Google's Duplicate Content Filter

Will.Spencer NetBuilder

Messages:: 14,789

Likes Received:: 1,040

Best Answers:: 0

Trophy Points:: 375

#1

Has anyone been testing this filter?

What does the filter use to determine duplicate pages?

Are there simple ways to beat the filter?

Will.Spencer, Aug 8, 2004 IP

nohaber Well-Known Member

Messages:: 276

Likes Received:: 18

Best Answers:: 0

Trophy Points:: 138

#2

Has anyone been testing this filter?
Click to expand...

Interesting terminology. Did this filter thing started in the SEO communities?

All that it is to know about duplicate content is in the two patents Google has about dup content:
Detecting duplicate and near-duplicate files
Detecting query-specific duplicate documents

If anyone needs help understanding them, I'll be happy to help.

nohaber, Aug 8, 2004 IP

digitalpoint Overlord of no one Staff

Messages:: 38,334

Likes Received:: 2,613

Best Answers:: 462

Trophy Points:: 710

Digital Goods:: 29

#3

Will.Spencer said:

Are there simple ways to beat the filter?
Click to expand...

Don't use duplicate content.

digitalpoint, Aug 9, 2004 IP

Will.Spencer NetBuilder

Messages:: 14,789

Likes Received:: 1,040

Best Answers:: 0

Trophy Points:: 375

#4

digitalpoint said:

Don't use duplicate content.
Click to expand...

Well, that's a wee bit more complex...

You see... this Internet thingy existed before Google came 'round.

Actually, this Internet thingy existed before the world wide web.

And, back in those dark ages, before HTML existed, we allowed each other to copy what we wrote and store it on FTP servers. Then we updated to Gopher. Eventually, we learned HTML and carried that philosophy to the world wide web.

The unpleasant(?) side effect is that, after a recent domain name change, one of my mirrors is now knocking me out of the SERPS for quite a few of my (our?) pages.

It really shouldn't bother me. It really shouldn't. I really shouldn't care whether the users are looking at my content on my server or on one of the mirrors.

I dunno. It's bugging me.

But... not enough to change the way we have been working since before the web was invented.

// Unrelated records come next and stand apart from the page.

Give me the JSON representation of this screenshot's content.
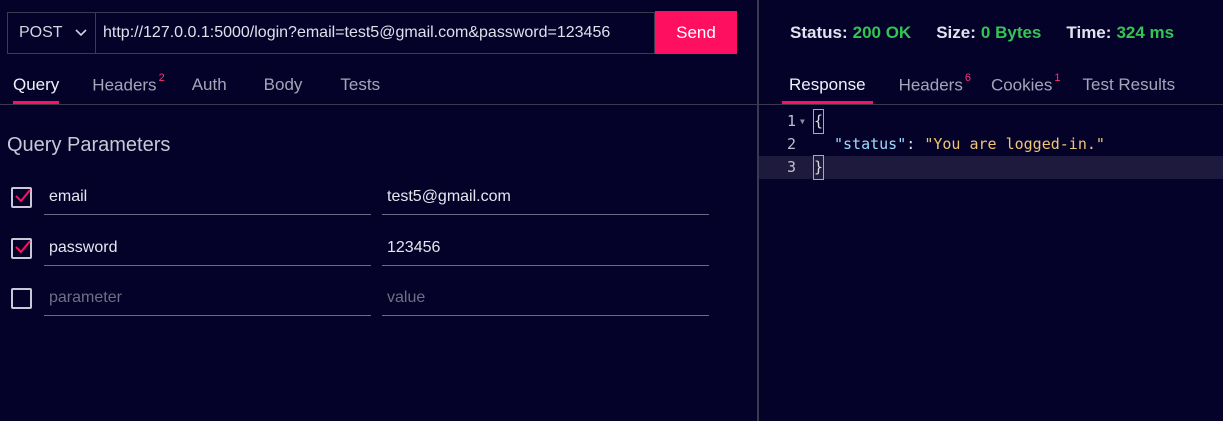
{
  "request": {
    "method": "POST",
    "url": "http://127.0.0.1:5000/login?email=test5@gmail.com&password=123456",
    "send_label": "Send"
  },
  "request_tabs": [
    {
      "label": "Query",
      "badge": "",
      "active": true
    },
    {
      "label": "Headers",
      "badge": "2",
      "active": false
    },
    {
      "label": "Auth",
      "badge": "",
      "active": false
    },
    {
      "label": "Body",
      "badge": "",
      "active": false
    },
    {
      "label": "Tests",
      "badge": "",
      "active": false
    }
  ],
  "query": {
    "title": "Query Parameters",
    "params": [
      {
        "checked": true,
        "name": "email",
        "value": "test5@gmail.com"
      },
      {
        "checked": true,
        "name": "password",
        "value": "123456"
      }
    ],
    "new_param": {
      "checked": false,
      "name_placeholder": "parameter",
      "value_placeholder": "value"
    }
  },
  "response_status": {
    "status_label": "Status:",
    "status_value": "200 OK",
    "size_label": "Size:",
    "size_value": "0 Bytes",
    "time_label": "Time:",
    "time_value": "324 ms"
  },
  "response_tabs": [
    {
      "label": "Response",
      "badge": "",
      "active": true
    },
    {
      "label": "Headers",
      "badge": "6",
      "active": false
    },
    {
      "label": "Cookies",
      "badge": "1",
      "active": false
    },
    {
      "label": "Test Results",
      "badge": "",
      "active": false
    }
  ],
  "response_body": {
    "lines": [
      {
        "n": "1",
        "open": "{"
      },
      {
        "n": "2",
        "key": "\"status\"",
        "sep": ": ",
        "val": "\"You are logged-in.\""
      },
      {
        "n": "3",
        "close": "}"
      }
    ]
  },
  "colors": {
    "accent": "#ff0f5f",
    "success": "#33c553",
    "background": "#05022a"
  }
}
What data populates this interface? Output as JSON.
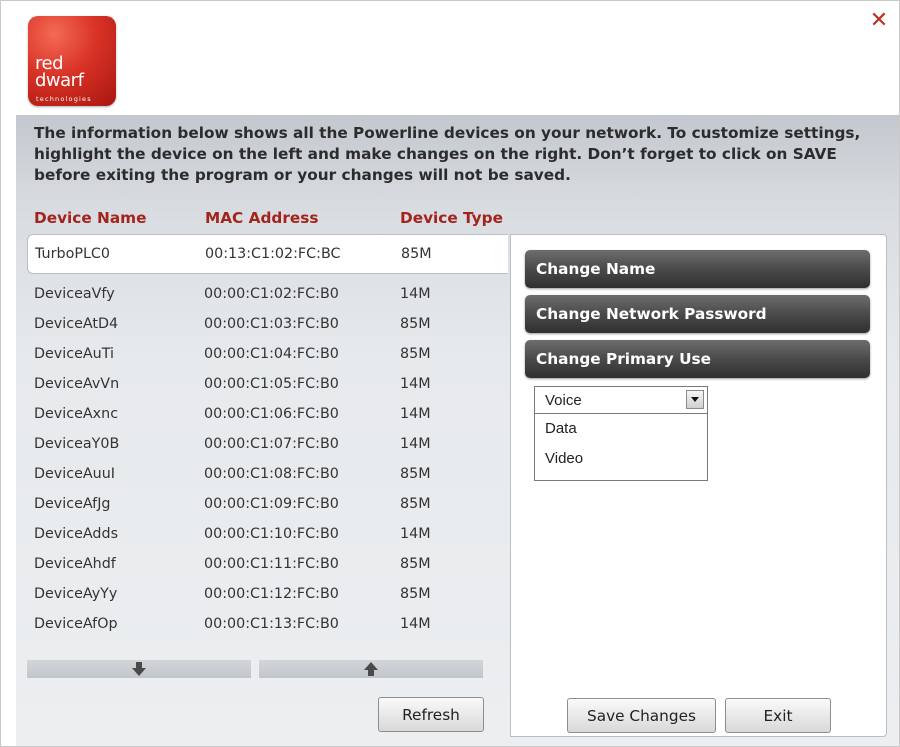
{
  "header": {
    "logo_line1": "red",
    "logo_line2": "dwarf",
    "logo_sub": "technologies",
    "close_glyph": "✕"
  },
  "intro_text": "The information below shows all the Powerline devices on your network. To customize settings, highlight the device on the left and make changes on the right. Don’t forget to click on SAVE before exiting the program or your changes will not be saved.",
  "columns": {
    "device_name": "Device Name",
    "mac_address": "MAC Address",
    "device_type": "Device Type"
  },
  "devices": [
    {
      "name": "TurboPLC0",
      "mac": "00:13:C1:02:FC:BC",
      "type": "85M"
    },
    {
      "name": "DeviceaVfy",
      "mac": "00:00:C1:02:FC:B0",
      "type": "14M"
    },
    {
      "name": "DeviceAtD4",
      "mac": "00:00:C1:03:FC:B0",
      "type": "85M"
    },
    {
      "name": "DeviceAuTi",
      "mac": "00:00:C1:04:FC:B0",
      "type": "85M"
    },
    {
      "name": "DeviceAvVn",
      "mac": "00:00:C1:05:FC:B0",
      "type": "14M"
    },
    {
      "name": "DeviceAxnc",
      "mac": "00:00:C1:06:FC:B0",
      "type": "14M"
    },
    {
      "name": "DeviceaY0B",
      "mac": "00:00:C1:07:FC:B0",
      "type": "14M"
    },
    {
      "name": "DeviceAuuI",
      "mac": "00:00:C1:08:FC:B0",
      "type": "85M"
    },
    {
      "name": "DeviceAfJg",
      "mac": "00:00:C1:09:FC:B0",
      "type": "85M"
    },
    {
      "name": "DeviceAdds",
      "mac": "00:00:C1:10:FC:B0",
      "type": "14M"
    },
    {
      "name": "DeviceAhdf",
      "mac": "00:00:C1:11:FC:B0",
      "type": "85M"
    },
    {
      "name": "DeviceAyYy",
      "mac": "00:00:C1:12:FC:B0",
      "type": "85M"
    },
    {
      "name": "DeviceAfOp",
      "mac": "00:00:C1:13:FC:B0",
      "type": "14M"
    }
  ],
  "actions": {
    "change_name": "Change Name",
    "change_password": "Change Network Password",
    "change_primary_use": "Change Primary Use"
  },
  "primary_use": {
    "selected": "Voice",
    "options": [
      "Data",
      "Video"
    ]
  },
  "buttons": {
    "refresh": "Refresh",
    "save": "Save Changes",
    "exit": "Exit"
  },
  "icons": {
    "close": "close-icon",
    "scroll_down": "arrow-down-icon",
    "scroll_up": "arrow-up-icon",
    "dropdown": "chevron-down-icon"
  },
  "colors": {
    "accent_red": "#a3231d",
    "button_dark": "#4a4a4a",
    "logo_red": "#d83226"
  }
}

Will.Spencer, Aug 9, 2004 IP

nohaber Well-Known Member

Messages:: 276

Likes Received:: 18

Best Answers:: 0

Trophy Points:: 138

#5

Spencer,
read the patents. When there's duplicate content in the SERPs, Google shows the one page that it thinks is best (the one with the highest PageRank). The problem with duplicate documents is that Google might decide to crawl them very infrequently and that way, your mirrors will outrank the main pages for a longer time than you would want to.

nohaber, Aug 9, 2004 IP

Will.Spencer NetBuilder

Messages:: 14,789

Likes Received:: 1,040

Best Answers:: 0

Trophy Points:: 375

#6

nohaber, you are correct!

Googlebot visits every night, but I just checked and found that the set of mirrored pages where I am not winning the (friendly) duplicate content war are not being visited by Googlebot.

I used to believe that Google chose the duplicate with the higher PR. However, Google seems to have chosen randomly between me and my #1 mirror. I win some pages and he wins others. PR distribution should be a lot more even than that. Right now, I'm not sure what to believe on that point.

Ah well, all of the (current) mirrors are also mirroring my ads.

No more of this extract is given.